El amanecer ha dejado paso a una mañana soleada y desde mi peña observo el encinar que se abre ante mis ojos. Ni la paleta del mejor pintor sería capaz de crear las múltiples tonalidades de verdes que lucen las copas de los árboles. No hay ninguna igual. Vestidas con su candela muestran un sinfín de matices.

Me entretengo contemplándolas, al tiempo que las vacas con sus brillantes becerros -hace un mes que terminó una exitosa paridera- se abren camino entre los troncos del monte hacia el agua fresca del Huebra, para saciar la sed después de las horas de oscuridad. Agarro los prismáticos y con calma observo a los becerros que juguetean entre ellos, este año están hermosos, algunos de ellos lucen unas narices blancas “chivatas” del desayuno que han degustado hace pocos minutos… Mi correr de las manos con los anteojos se frena en seco: no es una vaca con su ternero lo que las lentes me muestran.

© Cristina Clemares

Allí, entre el ganado, como una más de la orquesta aparece una cochina con un tropel de garrapos: uno, dos, tres…hasta seis. La imagen es de ensueño. Sujeto fuerte a mí perro que se ha enderezado como el mástil de un velero al divisar a la invitada que camina hacia el caozo que tenemos a nuestros pies. No pierdo la esperanza que detrás de ella aparezca su conquistador. Los minutos pasan mientras vacas y piara deambulan a sus anchas a las orillas del río, sin que el deseado galán aparezca a hacerle una visita. Ha llegado la hora de esconder a sus crías y entre jaramagos y chupamieles recoge a su tropa para llevarlos a un lugar seguro hasta que vuelvan las tinieblas y con ellas las correrías de sus jabatos.

El sol empieza a calentar y la hora de finalizar la espera se acerca sin que el corzo haya hecho su presencia. Recorro el valle de mi izquierda y no hay rastro de él, y cuando ya he terminado de escudriñarlo, como si de magia se tratara, aparece en su cabecera la silueta del duende.

Ahí está. Comiendo plácidamente los brotes tiernos del raigrás, ajeno a mí presencia. Otro momento sublime de contemplación que me brinda la mañana.

Sin prisa. Lentamente. Cojo los prismáticos para prolongar mi vista y así apreciar su cuerna con nitidez. No es el corzo esperado. Solo cinco puntas adornan su cabeza que le concederán el indulto y el gozar de otras cuatro estaciones más. Otro deleite para mi vista que me regala la naturaleza. ¿Será el último de la mañana?

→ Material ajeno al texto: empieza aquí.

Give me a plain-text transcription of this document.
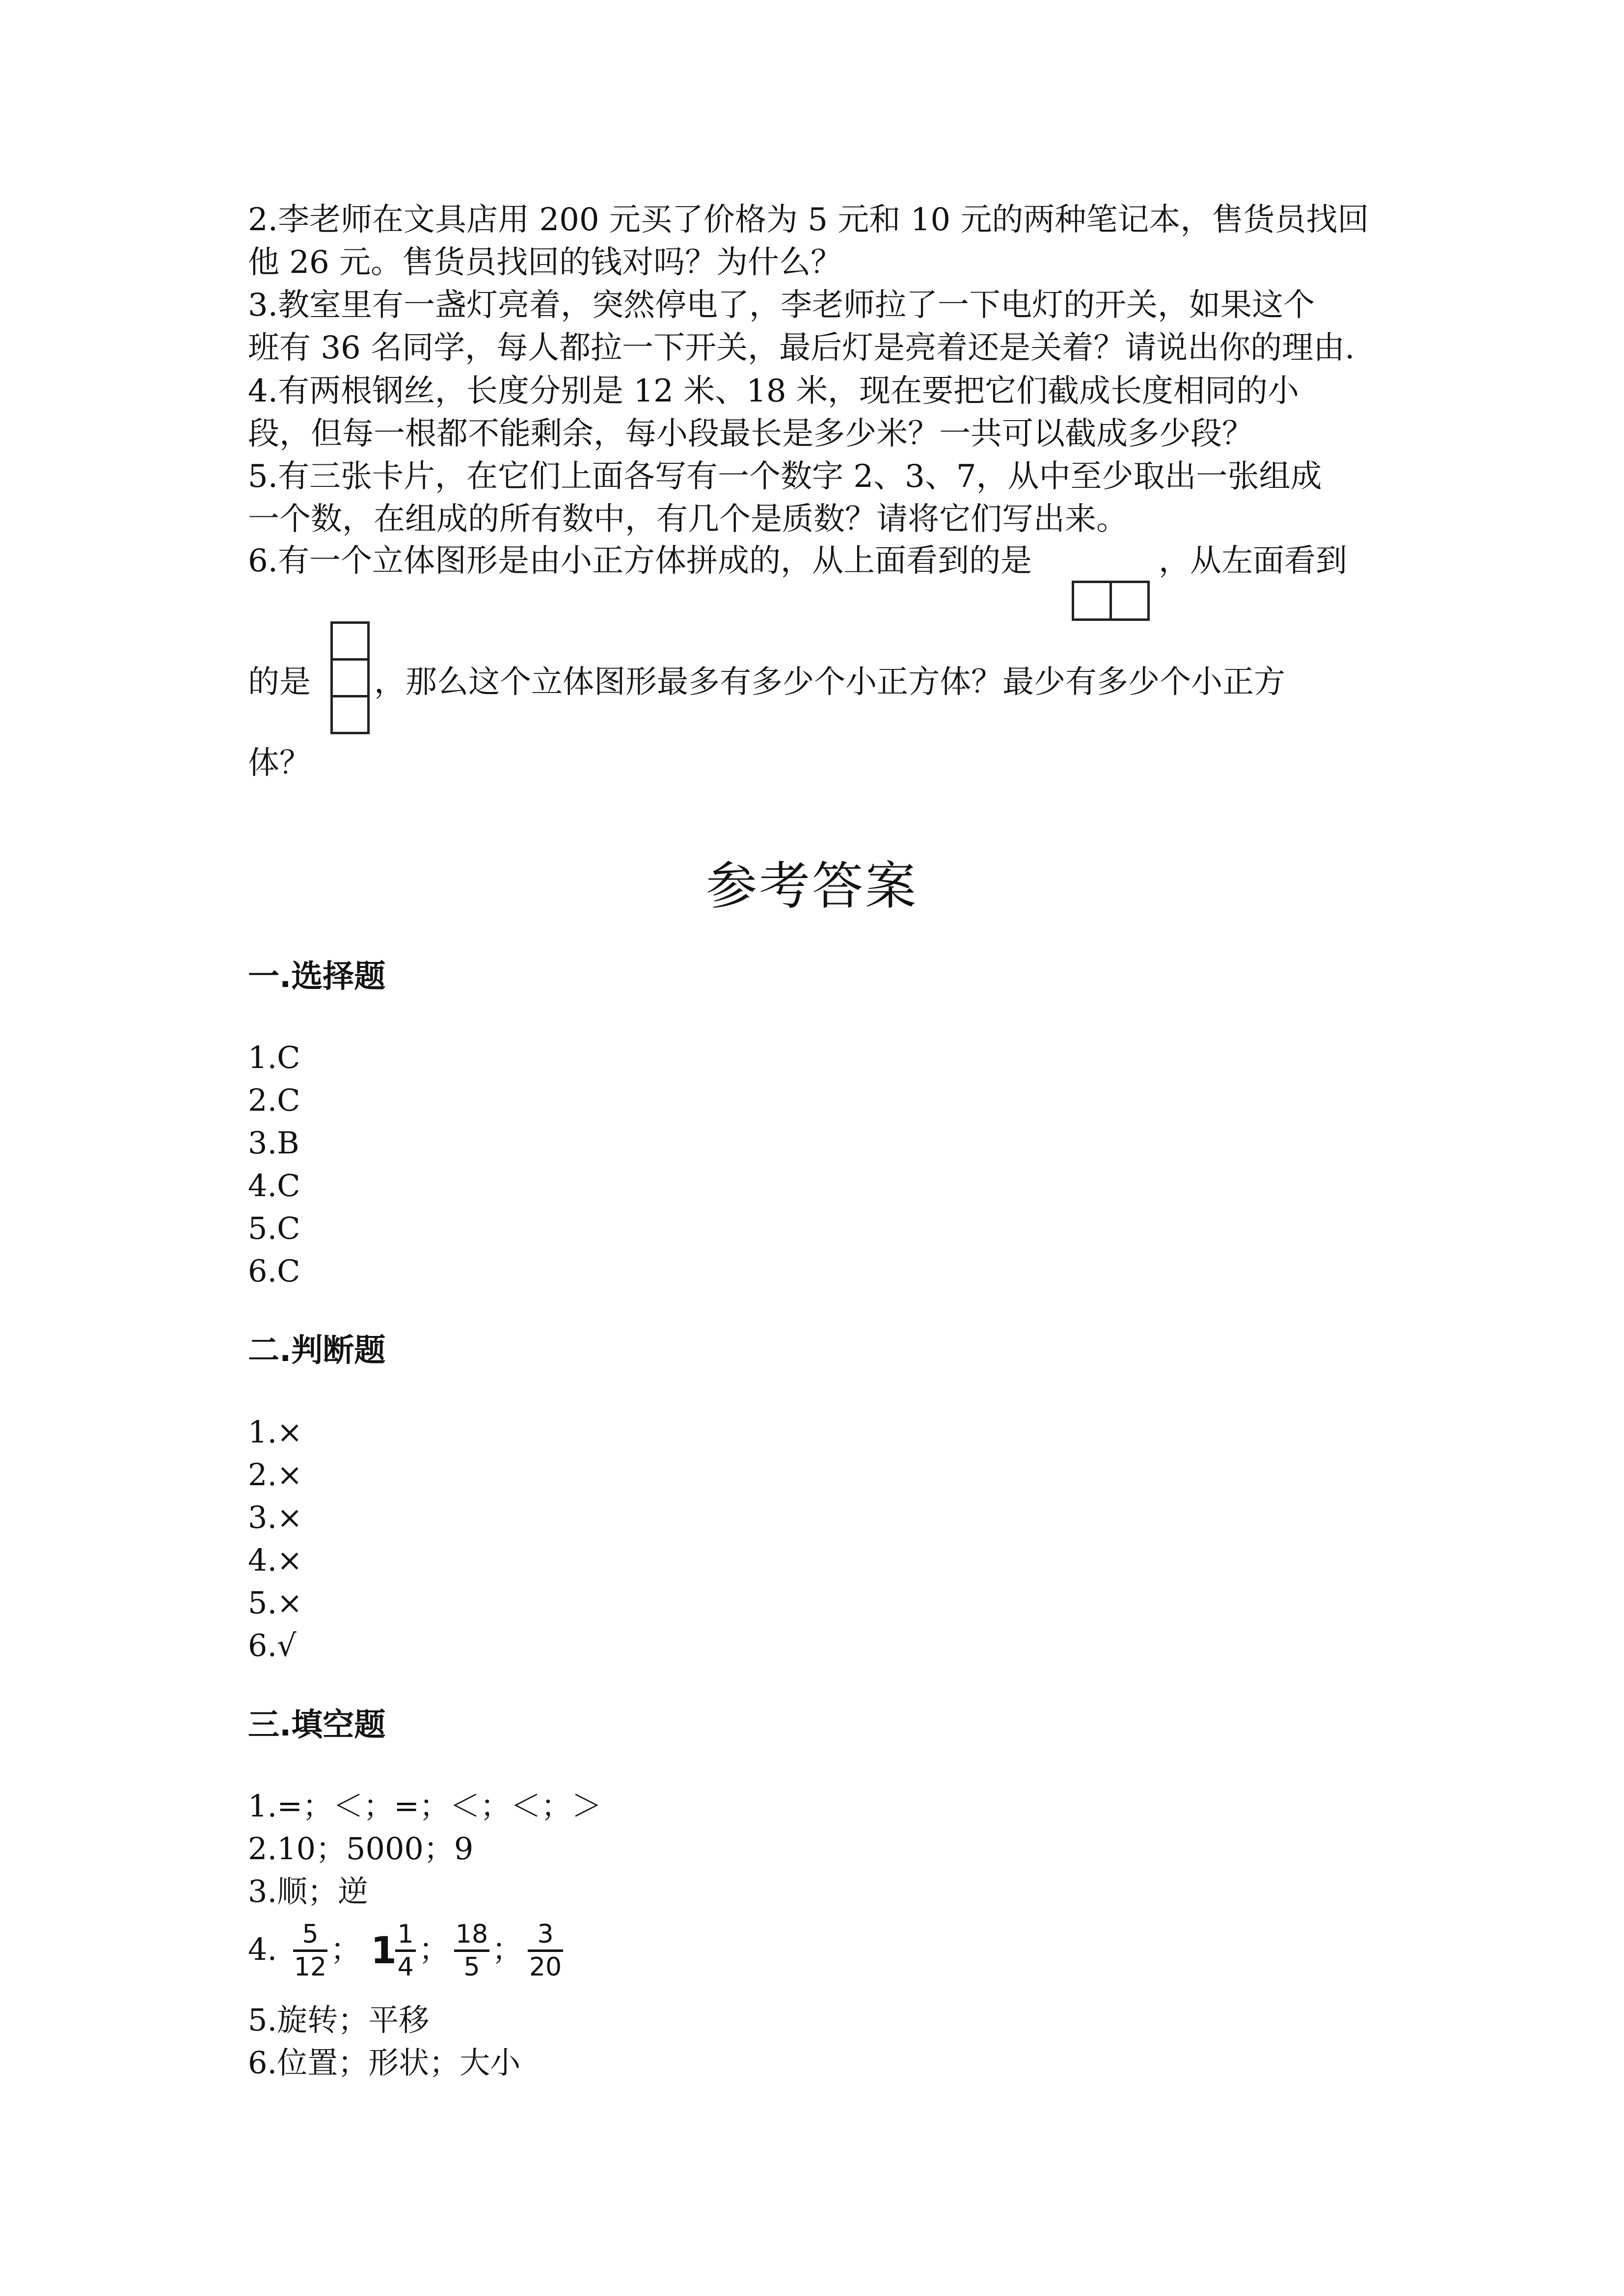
2.李老师在文具店用 200 元买了价格为 5 元和 10 元的两种笔记本，售货员找回
他 26 元。售货员找回的钱对吗？为什么？
3.教室里有一盏灯亮着，突然停电了，李老师拉了一下电灯的开关，如果这个
班有 36 名同学，每人都拉一下开关，最后灯是亮着还是关着？请说出你的理由.
4.有两根钢丝，长度分别是 12 米、18 米，现在要把它们截成长度相同的小
段，但每一根都不能剩余，每小段最长是多少米？一共可以截成多少段？
5.有三张卡片，在它们上面各写有一个数字 2、3、7，从中至少取出一张组成
一个数，在组成的所有数中，有几个是质数？请将它们写出来。
6.有一个立体图形是由小正方体拼成的，从上面看到的是	，从左面看到
的是 ，那么这个立体图形最多有多少个小正方体？最少有多少个小正方
体？
参考答案
一.选择题
1.C
2.C
3.B
4.C
5.C
6.C
二.判断题
1.×
2.×
3.×
4.×
5.×
6.√
三.填空题
1.=；＜；=；＜；＜；＞
2.10；5000；9
3.顺；逆
4. 5
12 ； 1 1
4 ； 18
5 ； 3
20
5.旋转；平移
6.位置；形状；大小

No. Otro presente me aguardaba. No habrían pasado quince minutos cuando el perro se pone en alerta. Fijo la vista al lugar que me indica su mirada y veo como una zorra friolera se tumba en una peña para que los rayos solares calienten su cuerpo. La contemplo un tiempo admirada ante su belleza y cuando me parece suficiente, despacito, me tumbo para no errar el tiro y darle caza a ese depredador tan dañino para los corcinos, huéspedes de estos lares, lentos todavía en su huida.

Silbo. Se pone en pie sin saber que ocurre a su alrededor, mira, pero no ve nada. Está parada y su cuerpo metido en la cruceta del visor. El perro nervioso, hasta la locura, esperando el disparo para correr hacia ella, su presa. Y… ¡mi dedo no obedece! ¿Qué me pasa? El gatillo no se mueve. No sé qué ha sucedido. Sí, sí que lo sé: en mi interior un grito me dice que no quebrante, como si de un sacrilegio se tratara, la armonía de esa mañana, y ante el asombro de mi can dejo que se marche, a un trote sereno, hacia su guarida.

Una mañana romántica la que he vivido. Tres lances cinegéticos con un final perfecto, en los que las balas se han quedado en la recámara de mi rifle. Un gran día de caza.